Modeling the enzymatic transformation of 3,5-dimethoxy,4-hydroxy cinnamic acid by polyphenoloxidase from the white-rot fungus Trametes versicolor

A mechanism for transforming sinapic acid by a polyphenoloxidase from Trarnetes versicolor was investigated using changes in sinapic acid and oxygen concentrations during the reaction. The experiments were performed in a closed system without supplemental oxygen. The effects of temperature and initial oxygen concentration on the reaction rates were examined. To compare the obtained results with those from spectrophotometric studies, some runs were performed using an open system with supplemental oxygen. Sinapic acid transformation can be described by the Theorell-Chance Bi-Bi or Ordered Bi-Bi mechanisms. This reacting system consisted also of additional enzymatic reactions between the products of sinapic acid transformation and oxygen. A mathematical model was developed using four ordinary differential equations that represent the Theorell-Chance Bi-Bi mechanism with three alternate substrates.
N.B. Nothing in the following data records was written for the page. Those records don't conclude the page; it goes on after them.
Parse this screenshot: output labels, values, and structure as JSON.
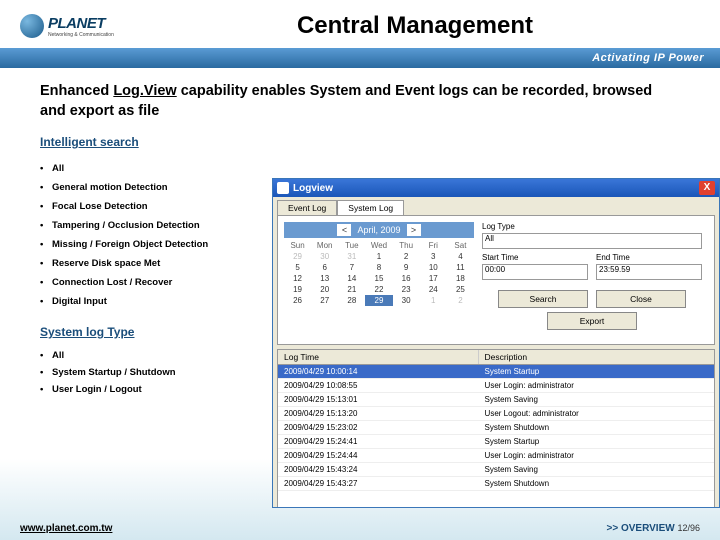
{
  "header": {
    "logo_text": "PLANET",
    "logo_sub": "Networking & Communication",
    "title": "Central Management",
    "tagline": "Activating IP Power"
  },
  "subtitle_parts": {
    "p1": "Enhanced ",
    "p2": "Log.View",
    "p3": " capability enables System and Event logs can be recorded, browsed and export as file"
  },
  "intelligent": {
    "heading": "Intelligent search",
    "items": [
      "All",
      "General motion Detection",
      "Focal Lose Detection",
      "Tampering / Occlusion Detection",
      "Missing / Foreign Object Detection",
      "Reserve Disk space Met",
      "Connection Lost / Recover",
      "Digital Input"
    ]
  },
  "syslog": {
    "heading": "System log Type",
    "items": [
      "All",
      "System Startup / Shutdown",
      "User Login / Logout"
    ]
  },
  "window": {
    "title": "Logview",
    "close": "X",
    "tabs": [
      "Event Log",
      "System Log"
    ],
    "calendar": {
      "month": "April, 2009",
      "prev": "<",
      "next": ">",
      "dayheads": [
        "Sun",
        "Mon",
        "Tue",
        "Wed",
        "Thu",
        "Fri",
        "Sat"
      ],
      "leading_dim": [
        "29",
        "30",
        "31"
      ],
      "days": [
        "1",
        "2",
        "3",
        "4",
        "5",
        "6",
        "7",
        "8",
        "9",
        "10",
        "11",
        "12",
        "13",
        "14",
        "15",
        "16",
        "17",
        "18",
        "19",
        "20",
        "21",
        "22",
        "23",
        "24",
        "25",
        "26",
        "27",
        "28",
        "29",
        "30"
      ],
      "trailing_dim": [
        "1",
        "2"
      ],
      "selected": "29"
    },
    "filters": {
      "logtype_label": "Log Type",
      "logtype_value": "All",
      "start_label": "Start Time",
      "start_value": "00:00",
      "end_label": "End Time",
      "end_value": "23:59.59",
      "search": "Search",
      "close": "Close",
      "export": "Export"
    },
    "table": {
      "col1": "Log Time",
      "col2": "Description",
      "rows": [
        {
          "t": "2009/04/29  10:00:14",
          "d": "System Startup",
          "sel": true
        },
        {
          "t": "2009/04/29  10:08:55",
          "d": "User Login: administrator"
        },
        {
          "t": "2009/04/29  15:13:01",
          "d": "System Saving"
        },
        {
          "t": "2009/04/29  15:13:20",
          "d": "User Logout: administrator"
        },
        {
          "t": "2009/04/29  15:23:02",
          "d": "System Shutdown"
        },
        {
          "t": "2009/04/29  15:24:41",
          "d": "System Startup"
        },
        {
          "t": "2009/04/29  15:24:44",
          "d": "User Login: administrator"
        },
        {
          "t": "2009/04/29  15:43:24",
          "d": "System Saving"
        },
        {
          "t": "2009/04/29  15:43:27",
          "d": "System Shutdown"
        }
      ]
    }
  },
  "footer": {
    "url": "www.planet.com.tw",
    "overview": ">> OVERVIEW",
    "page": "12/96"
  }
}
Model parameters (i.e., rate constants) were determined using the data collected at three different temperatures. On the basis of the transition state theory, relationships between these constants and temperature were established. It is shown that, in the open system, the observed change in the enzyme activity at higher temperatures was caused by two opposing phenomena: an Arrhenius effect which increased the rate, and a solubility effect which reduced the rate due to a lower oxygen concentration. This finding allows us to recommend better conditionsfor spectrophotometric methods, the assay most commonly used to evaluate this and similar enzymes.